MOSCOW — As promised, Russia responded in kind Saturday to the announcement of American sanctions against 18 Russian officials by banning an equal number of Americans.
The United States imposed visa and banking sanctions Friday against Russian officials suspected of human rights abuses, primarily in connection with the case of the late Sergei Magnitsky. Russia responded by naming a dozen-and-a-half Americans it accuses of human rights violations at the prison camp in Guantanamo Bay, Cuba, or of having had a role in the detention of Russian citizens in third countries.
That second category primarily concerns convicted Russian arms dealer Viktor Bout, who was arrested in Thailand in 2008 and then turned over to U.S. authorities.
The Russian government aimed its list at a much higher level than the American Magnitsky list, which includes midlevel tax, police, jail and court officials. On the Russian list are David Addington, who was Vice President Dick Cheney’s chief of staff; John Yoo, assistant attorney general in the Office of Legal Counsel of the Justice Department from 2001 to 2003 and the author of memos backing torture of suspects; Jed Rakoff, U.S. district judge for the Southern District of New York; and Preet Bharara, the U.S. attorney for the Southern District of New York, as well as lower officials and two former Guantanamo commanders.
“We should note particularly that, unlike the American list compiled arbitrarily, our list features primarily those who took part in legalizing torture and the indefinite detention of prisoners in the Guantanamo special prison camp, and those involved in the abduction and removal to other countries of Russian citizens and in threats to their lives and health,” Alexander Lukashevich, the Foreign Ministry spokesman, said in a statement on the ministry’s Web site.
“This war of lists was not our decision, but we do not have the right to ignore such open blackmail,” he said. “It is time for the politicians in Washington to finally realize that it is fruitless to base a relationship with a country such as Russia in the spirit of mentorship and overt dictation.”
The Magnitsky list was compiled by the Obama administration in compliance with the Sergei Magnitsky Rule of Law Accountability Act, signed by Obama in December. Sixteen of the former officials on it have been implicated in a $230 million tax fraud that Magnitsky uncovered, in his subsequent arrest or in his death in pretrial detention in 2009. Two others on the list are Chechens suspected of murder.
The Russian government has been vehement in its denunciations of the U.S. law and wary that European governments might adopt similar legislation. Most of the money that was stolen in the tax fraud has been traced to accounts abroad, in transactions that require the cooperation of international banks.
“The Magnitsky Act will be a permanent serious negative factor in our relations, which should not be underestimated,” Alexei Pushkov, head of the foreign affairs committee of the lower house of parliament, told the Interfax news agency.
Earlier this year, after the Magnitsky Act was signed into law, Russia responded by banning American adoptions of Russian children. But the Foreign Ministry had warned that publication of the list, as required by the law, would lead to a corresponding ban on U.S. officials. It is unlikely that those Americans named in the Russian list will suffer any consequences, other than having to forgo trips to Russia.

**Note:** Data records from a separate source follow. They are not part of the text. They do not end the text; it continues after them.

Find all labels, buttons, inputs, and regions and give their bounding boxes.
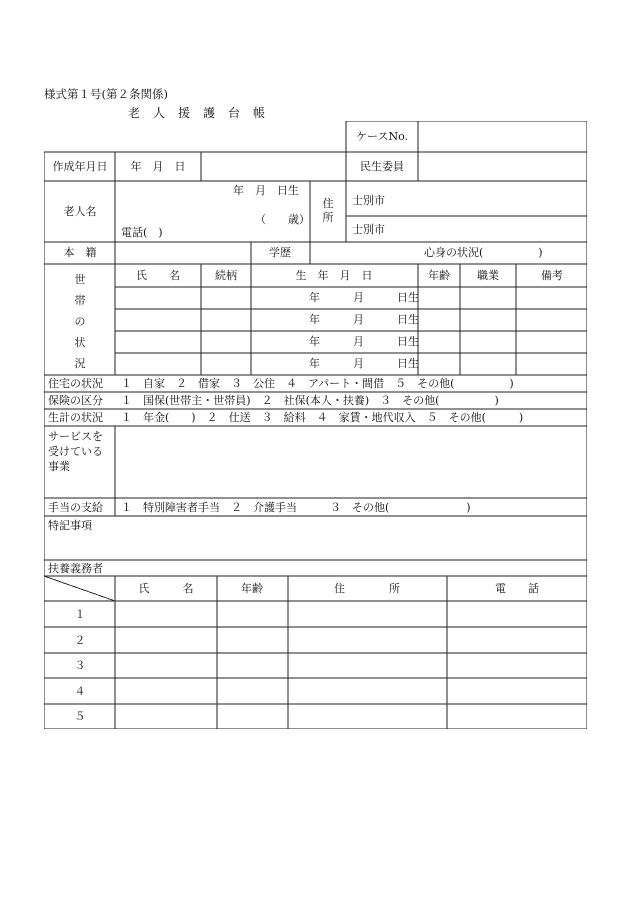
supporter-row-4-number: ４ — [74, 685, 86, 698]
supporter-row-2-number: ２ — [74, 634, 86, 647]
household-label-char-3: の — [74, 315, 86, 328]
case-no-label: ケースNo. — [355, 130, 409, 143]
education-label: 学歴 — [269, 246, 291, 259]
allowance-options: １ 特別障害者手当 ２ 介護手当 ３ その他( ) — [121, 501, 471, 514]
elder-support-register-form — [44, 121, 587, 729]
allowance-label: 手当の支給 — [48, 501, 103, 514]
housing-label: 住宅の状況 — [48, 377, 103, 390]
supporters-col-age: 年齢 — [241, 582, 263, 595]
household-label-char-4: 状 — [74, 336, 86, 349]
housing-options: １ 自家 ２ 借家 ３ 公住 ４ アパート・間借 ５ その他( ) — [121, 377, 514, 390]
household-row-3-birth: 年 月 日生 — [309, 335, 419, 348]
services-label-line-1: サービスを — [48, 430, 103, 443]
honseki-label: 本 籍 — [63, 246, 97, 259]
supporters-label: 扶養義務者 — [48, 562, 103, 575]
phone-label: 電話( ) — [121, 226, 163, 239]
created-date-value: 年 月 日 — [130, 160, 186, 173]
address-line-1: 士別市 — [352, 194, 385, 207]
insurance-options: １ 国保(世帯主・世帯員) ２ 社保(本人・扶養) ３ その他( ) — [121, 394, 499, 407]
address-label-bottom: 所 — [322, 211, 334, 224]
supporters-col-address: 住 所 — [334, 582, 400, 595]
insurance-label: 保険の区分 — [48, 394, 103, 407]
form-title: 老人援護台帳 — [128, 106, 279, 120]
address-line-2: 士別市 — [352, 223, 385, 236]
created-date-label: 作成年月日 — [52, 160, 108, 173]
welfare-commissioner-label: 民生委員 — [360, 160, 404, 173]
birth-date-label: 年 月 日生 — [233, 184, 299, 197]
services-label-line-2: 受けている — [48, 445, 103, 458]
household-col-remarks: 備考 — [541, 269, 563, 282]
household-col-name: 氏 名 — [136, 269, 180, 282]
household-label-char-2: 帯 — [74, 294, 86, 307]
special-notes-label: 特記事項 — [48, 519, 92, 532]
supporters-col-phone: 電 話 — [495, 582, 539, 595]
form-number: 様式第１号(第２条関係) — [44, 87, 168, 101]
livelihood-options: １ 年金( ) ２ 仕送 ３ 給料 ４ 家賃・地代収入 ５ その他( ) — [121, 411, 524, 424]
form-grid-lines — [44, 121, 587, 729]
household-row-4-birth: 年 月 日生 — [309, 357, 419, 370]
household-col-age: 年齢 — [428, 269, 450, 282]
household-row-2-birth: 年 月 日生 — [309, 313, 419, 326]
household-label-char-1: 世 — [74, 273, 86, 286]
mental-physical-status-label: 心身の状況( ) — [424, 246, 543, 259]
age-label: （ 歳） — [255, 213, 310, 226]
household-col-relation: 続柄 — [215, 269, 237, 282]
supporter-row-5-number: ５ — [74, 710, 86, 723]
services-label-line-3: 事業 — [48, 460, 70, 473]
supporter-row-1-number: １ — [74, 608, 86, 621]
household-row-1-birth: 年 月 日生 — [309, 291, 419, 304]
elder-name-label: 老人名 — [63, 205, 97, 218]
household-col-birthdate: 生 年 月 日 — [295, 269, 373, 282]
supporters-col-name: 氏 名 — [138, 582, 194, 595]
household-label-char-5: 況 — [74, 357, 86, 370]
livelihood-label: 生計の状況 — [48, 411, 103, 424]
household-col-occupation: 職業 — [477, 269, 499, 282]
address-label-top: 住 — [322, 197, 334, 210]
supporter-row-3-number: ３ — [74, 659, 86, 672]
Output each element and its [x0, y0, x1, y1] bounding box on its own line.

The Obama administration has reportedly also compiled a second, secret list of additional Russian officials who face the same sanctions.
Bout was convicted in New York in 2011 of conspiracy to kill U.S. citizens and officials and to provide aid to a terrorist organization — in the form of antiaircraft missiles that were to be supplied to the Revolutionary Armed Forces of Colombia, or FARC, a rebel group in Colombia. He was sentenced to 25 years in prison. Russia has criticized the handling of his case and has sought his release.